Shock Around the Clock

A day of frightening fun ensues at Salt City Horror Fest.

Image provided by MoreISO via Thinkstock

The 11th annual Salt City Horror Fest promises a grisly grab bag for gorehounds, with filmmakers and performers delivering behind-the-scenes dish, memorabilia from movie vendors and eight freaky flicks presented in vintage 35mm prints. (Yes, the movies that still have reel-change marks every 15 minutes.)

The daylong blowout, again programmed by Jeffrey Meyer, takes place Saturday, April 16, from noon until around 3 a.m. at Eastwood’s Palace Theatre, 2384 James St.

Along with poster giveaways, autograph sessions and raffles, this year’s festival will also feature its own IPA beer, created by local brewer Michael Mintier with a design by local artist C.M. Bucko. Only 100 limited-edition bottles will be available, although Mintier has also created root and birch beers for designated drivers.

The action literally commences at high noon with The Warriors (R; 90 minutes), director Walter Hill’s kinetic comic-book urban thriller about Manhattan street gangs in rumble mode during the pre-Giuliani era. Actor David Harris, who portrays the character Cochise, will introduce the iconic 1979 B-movie, which features plenty of bone-crunching mayhem presented with Hill’s dynamic flair.

Next comes a double bill featuring actor John Amplas: Midnight (R; 91 minutes), director John Russo’s 1982 shocker about warped weirdness in the woods, and Martin (R; 95 minutes), writer-director George Romero’s strange 1977 tale of a creepy young man (Amplas) with vampiric tendencies. Amplas and Russo will handle question-answer sessions following their movies.

Capping the afternoon session is The Burbs (PG; 101 minutes), director Joe Dante’s frantic 1989 satire on suburbia involving Tom Hanks as a resident who gets paranoid about his wacky neighbors. Horror Fest’s 35mm print actually comes from the Joe Dante and Jon Davison Collection at the Academy Film Archive in Hollywood.

Following a dinner break, the evening screenings start with The Shining (R; 144 minutes). Director Stanley Kubrick’s 1980 adaptation of horror novelist Stephen King’s page-turner concerns murder and madness at an isolated hotel in the wintry Rocky Mountains. King had mixed feelings about the final product. While the often crazed turns by Jack Nicholson and Shelley Duvall may prove exhausting for some viewers, Kubrick’s controlled chilliness is evident in every frame of this unique thriller. Local comedian Alex Bidwell will introduce The Shining, which should provide him with plenty of funny fodder.

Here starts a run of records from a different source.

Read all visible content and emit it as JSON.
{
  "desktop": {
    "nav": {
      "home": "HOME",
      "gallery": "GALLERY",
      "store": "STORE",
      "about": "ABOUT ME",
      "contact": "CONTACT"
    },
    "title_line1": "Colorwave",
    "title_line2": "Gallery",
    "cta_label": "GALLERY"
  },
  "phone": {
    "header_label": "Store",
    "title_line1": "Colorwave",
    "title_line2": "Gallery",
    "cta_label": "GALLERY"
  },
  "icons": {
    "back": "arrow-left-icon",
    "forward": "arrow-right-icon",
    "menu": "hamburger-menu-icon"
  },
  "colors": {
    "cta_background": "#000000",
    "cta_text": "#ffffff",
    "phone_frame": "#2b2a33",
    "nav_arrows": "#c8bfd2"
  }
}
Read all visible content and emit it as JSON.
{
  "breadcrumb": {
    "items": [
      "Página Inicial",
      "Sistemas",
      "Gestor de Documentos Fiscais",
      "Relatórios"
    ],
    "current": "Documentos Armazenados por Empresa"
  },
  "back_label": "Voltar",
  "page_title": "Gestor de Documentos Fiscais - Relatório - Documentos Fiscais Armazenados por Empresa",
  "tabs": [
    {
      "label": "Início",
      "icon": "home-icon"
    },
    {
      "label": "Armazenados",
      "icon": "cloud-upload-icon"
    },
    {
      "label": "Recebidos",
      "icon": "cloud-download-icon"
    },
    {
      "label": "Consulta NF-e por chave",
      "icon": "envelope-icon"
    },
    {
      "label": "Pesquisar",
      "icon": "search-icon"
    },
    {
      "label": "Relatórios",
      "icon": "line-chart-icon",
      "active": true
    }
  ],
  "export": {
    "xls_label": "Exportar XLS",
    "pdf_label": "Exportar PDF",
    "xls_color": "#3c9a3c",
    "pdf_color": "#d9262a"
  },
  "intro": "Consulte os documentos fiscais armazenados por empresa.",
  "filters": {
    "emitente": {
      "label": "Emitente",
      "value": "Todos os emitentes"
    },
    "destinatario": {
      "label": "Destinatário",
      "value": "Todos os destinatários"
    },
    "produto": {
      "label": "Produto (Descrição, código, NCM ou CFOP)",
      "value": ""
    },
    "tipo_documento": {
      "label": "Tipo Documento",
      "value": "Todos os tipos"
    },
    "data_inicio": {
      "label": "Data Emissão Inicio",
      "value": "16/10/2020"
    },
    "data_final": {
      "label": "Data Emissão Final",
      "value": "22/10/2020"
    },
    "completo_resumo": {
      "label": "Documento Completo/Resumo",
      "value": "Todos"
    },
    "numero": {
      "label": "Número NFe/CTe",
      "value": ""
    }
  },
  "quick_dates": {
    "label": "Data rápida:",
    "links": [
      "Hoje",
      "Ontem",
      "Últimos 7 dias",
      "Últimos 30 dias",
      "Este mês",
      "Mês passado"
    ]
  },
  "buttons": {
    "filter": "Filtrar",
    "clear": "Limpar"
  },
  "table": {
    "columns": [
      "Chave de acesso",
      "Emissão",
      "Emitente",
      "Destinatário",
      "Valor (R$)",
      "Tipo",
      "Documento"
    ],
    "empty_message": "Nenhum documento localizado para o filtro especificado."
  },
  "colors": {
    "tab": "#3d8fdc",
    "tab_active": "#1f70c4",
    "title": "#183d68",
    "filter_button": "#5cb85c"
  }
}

Next up is one of Kubrick’s favorite movies: Rosemary’s Baby (R; 136 minutes), director Roman Polanski’s acclaimed 1968 adaptation of author Ira Levin’s bestseller from the previous year. Everything goes right in this scare package involving Satanism in the Big Apple, with waifish Mia Farrow as the movie’s emotional center (during filming she was served divorce papers by then-hubby Frank Sinatra) and top performances from a supporting cast that includes Oscar-winner Ruth Gordon, John Cassavetes and Maurice Evans. (Look fast for producer William Castle’s amusing cameo at a phone booth.) Jed Levin, Ira’s son, will go down memory lane as he introduces the movie.

The night starts winding down with Event Horizon (R; 95 minutes), director Paul W.S. Anderson’s lavish 1997 sci-fi epic about the horrific stuff that astronauts encounter during a rescue mission for a missing spacecraft. Anderson has style to burn in this underrated widescreen adventure. And 1990’s Nightbreed (R; 102 minutes), a perversely entertaining monster movie from writer-director Clive Barker, has a fervent cult following that will likely stay up all night just to see it on the big screen.

The Salt City Horror Fest runs Saturday, April 16, at the Palace Theatre, 2384 James St.